Sometimes I will ask others, "Why is this wrong? I understand it to be correct so what am I missing?" Sometimes they answer me and sometimes they roll their eyes and consider me a lost cause.
Honestly, I still have legalistic opinions and questions on this whole matter. What about those who haven't sought God's mercy and are still sinning - having not yet been "cleansed" of their sins are they still "dirty"? Can we call them dirty? What do we call them? And what about people living the dangerous lifestyle of multiple sexual partners, quite literally spreading diseases? (Because, to use the OED definition Calah gave for dirty - "foul, unclean, sullied" - well that's pretty much how I think of a an outbreak of syphilis or herpes.) And are we just talking about vaginal sex here? Because what about anal sex? I think poor Rick Santorum would agree that there's at least one part of anal sex that is pretty much only dirty.
I realize that maybe I'm being legalistic, and maybe I'm lacking some point of view or theological knowledge that I should have, and maybe I'm going to offend people because there is a lack of clarity and charity in my thought.

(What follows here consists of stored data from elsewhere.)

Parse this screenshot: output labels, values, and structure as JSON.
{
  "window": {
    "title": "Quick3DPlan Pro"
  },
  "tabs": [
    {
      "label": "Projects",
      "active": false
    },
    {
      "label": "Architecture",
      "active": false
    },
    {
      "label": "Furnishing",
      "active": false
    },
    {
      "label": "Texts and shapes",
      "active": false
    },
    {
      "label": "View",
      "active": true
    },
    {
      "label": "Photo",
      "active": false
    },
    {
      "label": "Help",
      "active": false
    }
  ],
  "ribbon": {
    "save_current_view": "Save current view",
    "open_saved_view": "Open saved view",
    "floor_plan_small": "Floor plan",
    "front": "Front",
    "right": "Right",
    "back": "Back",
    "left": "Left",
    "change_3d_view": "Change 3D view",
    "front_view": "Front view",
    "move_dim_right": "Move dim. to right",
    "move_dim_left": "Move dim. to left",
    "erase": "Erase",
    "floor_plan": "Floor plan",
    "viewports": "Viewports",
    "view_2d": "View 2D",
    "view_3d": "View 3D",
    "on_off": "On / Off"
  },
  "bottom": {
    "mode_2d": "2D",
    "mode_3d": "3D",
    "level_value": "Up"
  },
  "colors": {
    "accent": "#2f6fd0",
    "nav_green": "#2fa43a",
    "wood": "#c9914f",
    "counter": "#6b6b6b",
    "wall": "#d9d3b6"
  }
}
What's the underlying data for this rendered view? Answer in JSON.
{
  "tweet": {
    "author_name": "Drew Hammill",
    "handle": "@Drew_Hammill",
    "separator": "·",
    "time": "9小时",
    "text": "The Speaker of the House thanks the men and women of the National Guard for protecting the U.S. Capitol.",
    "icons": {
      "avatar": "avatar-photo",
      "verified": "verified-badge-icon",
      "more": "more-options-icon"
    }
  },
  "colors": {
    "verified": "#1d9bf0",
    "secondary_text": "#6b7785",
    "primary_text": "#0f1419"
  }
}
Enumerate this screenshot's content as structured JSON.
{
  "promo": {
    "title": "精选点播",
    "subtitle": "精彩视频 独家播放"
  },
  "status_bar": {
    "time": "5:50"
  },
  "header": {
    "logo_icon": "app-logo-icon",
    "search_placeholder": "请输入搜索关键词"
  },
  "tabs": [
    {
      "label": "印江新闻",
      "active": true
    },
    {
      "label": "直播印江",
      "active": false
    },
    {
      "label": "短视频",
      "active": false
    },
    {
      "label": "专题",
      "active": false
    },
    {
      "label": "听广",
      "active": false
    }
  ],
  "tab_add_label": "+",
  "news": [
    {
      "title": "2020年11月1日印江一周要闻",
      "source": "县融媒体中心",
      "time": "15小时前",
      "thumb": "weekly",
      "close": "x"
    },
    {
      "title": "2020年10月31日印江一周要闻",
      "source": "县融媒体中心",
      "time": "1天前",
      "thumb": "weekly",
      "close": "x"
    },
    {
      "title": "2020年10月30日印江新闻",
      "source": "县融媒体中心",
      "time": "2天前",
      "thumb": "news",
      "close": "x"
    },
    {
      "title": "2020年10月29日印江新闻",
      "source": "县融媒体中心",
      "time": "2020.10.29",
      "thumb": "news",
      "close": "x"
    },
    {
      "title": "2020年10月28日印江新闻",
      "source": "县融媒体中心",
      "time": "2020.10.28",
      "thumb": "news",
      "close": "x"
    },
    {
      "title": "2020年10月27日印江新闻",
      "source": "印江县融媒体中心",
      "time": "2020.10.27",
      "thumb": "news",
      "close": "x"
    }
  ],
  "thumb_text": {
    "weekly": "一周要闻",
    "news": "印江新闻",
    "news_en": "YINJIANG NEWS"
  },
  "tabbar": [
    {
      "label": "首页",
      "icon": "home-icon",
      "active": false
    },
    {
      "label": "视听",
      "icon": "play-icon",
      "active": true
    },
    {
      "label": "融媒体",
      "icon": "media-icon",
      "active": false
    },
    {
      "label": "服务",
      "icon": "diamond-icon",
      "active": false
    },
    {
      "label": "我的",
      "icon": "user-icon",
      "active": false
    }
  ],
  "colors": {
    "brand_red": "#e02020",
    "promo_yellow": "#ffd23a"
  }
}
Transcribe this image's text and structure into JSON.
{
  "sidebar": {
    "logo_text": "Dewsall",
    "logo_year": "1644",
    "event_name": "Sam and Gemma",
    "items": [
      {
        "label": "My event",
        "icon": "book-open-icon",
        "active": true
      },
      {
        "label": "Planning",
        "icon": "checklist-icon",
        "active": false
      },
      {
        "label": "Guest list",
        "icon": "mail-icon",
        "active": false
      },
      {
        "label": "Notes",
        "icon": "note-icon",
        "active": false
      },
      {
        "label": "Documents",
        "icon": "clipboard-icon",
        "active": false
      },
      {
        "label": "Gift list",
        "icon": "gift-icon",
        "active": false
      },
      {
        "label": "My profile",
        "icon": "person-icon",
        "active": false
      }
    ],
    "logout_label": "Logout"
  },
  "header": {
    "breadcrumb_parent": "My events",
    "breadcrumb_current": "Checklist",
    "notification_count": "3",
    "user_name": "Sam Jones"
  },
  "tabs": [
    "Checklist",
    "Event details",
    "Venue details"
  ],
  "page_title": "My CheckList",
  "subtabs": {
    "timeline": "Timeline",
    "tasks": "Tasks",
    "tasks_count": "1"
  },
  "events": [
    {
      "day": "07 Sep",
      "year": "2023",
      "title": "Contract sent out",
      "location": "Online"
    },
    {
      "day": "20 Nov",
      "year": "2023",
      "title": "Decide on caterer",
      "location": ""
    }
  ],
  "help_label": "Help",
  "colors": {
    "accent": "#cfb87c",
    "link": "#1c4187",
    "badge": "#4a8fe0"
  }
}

But I am asking this not because I'm a great big jerk, but because I know I'm a great big jerk and I'm trying to work on that.
So next time you read one of mine or J's questions (or right now! as you're reading this post!) and we just come off like a couple of Pharisees I hope that you give us the benefit of the doubt, show us some patience, and then give us a solid, clear answer that is delivered with intelligence, clarity, and charity. If I err on the side of justice, please err on the side of mercy and show me how that's done. If you want to tell me, "You are showing less mercy in this comment than God himself shows" please remember that while God has called me to "be holy as I am holy" I am not there yet and so yes, I will probably, unfortunately, often show less mercy, charity, compassion, understanding, patience than God Himself shows. Please remember I am not trying to be a stubborn, mean-spirited, caustic jerk - I'm trying to get this right and I'm asking you to help.